DI-AA: For the most part DI-AA remains the same. The only major change was the addition of the PAC-12 conference that features strong rugby teams in Cal, Utah, Arizona, Arizona State, UCLA, and Oregon State. Cal and Utah have both won national championships, while UCLA made the DI-A playoffs last season. The drive for the PAC-12 schools to compete in DI-AA is that they would be eligible to compete in the Varsity Cup as well as have a league season. A further addition to DI-AA is a conference mirroring the MAC. By and large, conferences in DI-AA reflect similar NCAA conferences (there are exceptions). In some conferences the standard of rugby is high, but in others it is pretty poor. Last year Davenport and Dartmouth were the two best teams.
DI-A: The DI-A is set to lose some of its quality teams, including BYU, Utah, Arizona, Air Force, and Navy. These teams wanted to stay in the DI-A, but also wanted a chance to play in the Varsity Cup. The other DI-A teams objected and Varsity Cup teams were forced to withdraw. However, the DI-A did add a number of teams. A conference mirroring the Big Ten, as well as a Texas-centric conference, were admitted. The DI-A keeps strong teams like Central Washington, Penn State, Arkansas State, Life, and St. Mary’s, and gains Davenport, last year’s DI-AA winner. The overall quality is still above DI-AA, despite the defections.

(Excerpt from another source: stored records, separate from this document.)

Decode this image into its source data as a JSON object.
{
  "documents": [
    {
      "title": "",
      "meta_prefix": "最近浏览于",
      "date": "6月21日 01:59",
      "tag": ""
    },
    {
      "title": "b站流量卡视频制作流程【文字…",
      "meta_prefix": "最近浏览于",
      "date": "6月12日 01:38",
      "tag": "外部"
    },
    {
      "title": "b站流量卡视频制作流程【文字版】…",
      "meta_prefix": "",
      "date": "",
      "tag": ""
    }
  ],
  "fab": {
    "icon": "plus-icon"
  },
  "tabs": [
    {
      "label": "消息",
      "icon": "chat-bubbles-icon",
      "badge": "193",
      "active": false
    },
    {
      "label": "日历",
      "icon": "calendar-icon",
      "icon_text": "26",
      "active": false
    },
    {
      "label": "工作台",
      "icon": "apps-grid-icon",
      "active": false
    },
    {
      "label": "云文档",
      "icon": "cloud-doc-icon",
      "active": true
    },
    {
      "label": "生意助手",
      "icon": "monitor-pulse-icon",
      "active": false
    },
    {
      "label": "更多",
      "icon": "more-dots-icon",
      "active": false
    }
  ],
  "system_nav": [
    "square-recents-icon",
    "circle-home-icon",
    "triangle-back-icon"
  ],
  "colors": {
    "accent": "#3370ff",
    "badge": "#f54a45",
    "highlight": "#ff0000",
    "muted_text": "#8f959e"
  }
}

Varsity Cup: The Varsity Cup came about because U.S.A. Rugby kept the money from the DI-A title match even though it was the schools that brought in the fans, in particular BYU playing in front of a home crowd twice. The Varsity Cup is a knock out competition that has already received commitments from BYU, Cal, Utah, Air Force, Navy, Notre Dame, and Dartmouth. Presumably an eighth team will be announced later (likely from the East). The tournament will be played over three weekend’s next spring. Overall, this tournament easily features most of the best teams in the country.
Still confused? You’re not alone. How these different competitions will work together may be the greatest story in American rugby next year and will definitely be fun to watch.
So in summary:
DI-AA: Adds the PAC-12 and MAC, post-season remains the same, teams allowed to play in Varsity Cup.
DI-A: Adds new conferences (including Big Ten) but loses some very strong teams (including its reigning champion BYU), post-season remains the same, teams not allowed to play in Varsity Cup.
Varsity Cup: Teams from DI-AA and independents, tournament played over three weekends, very strong lineup.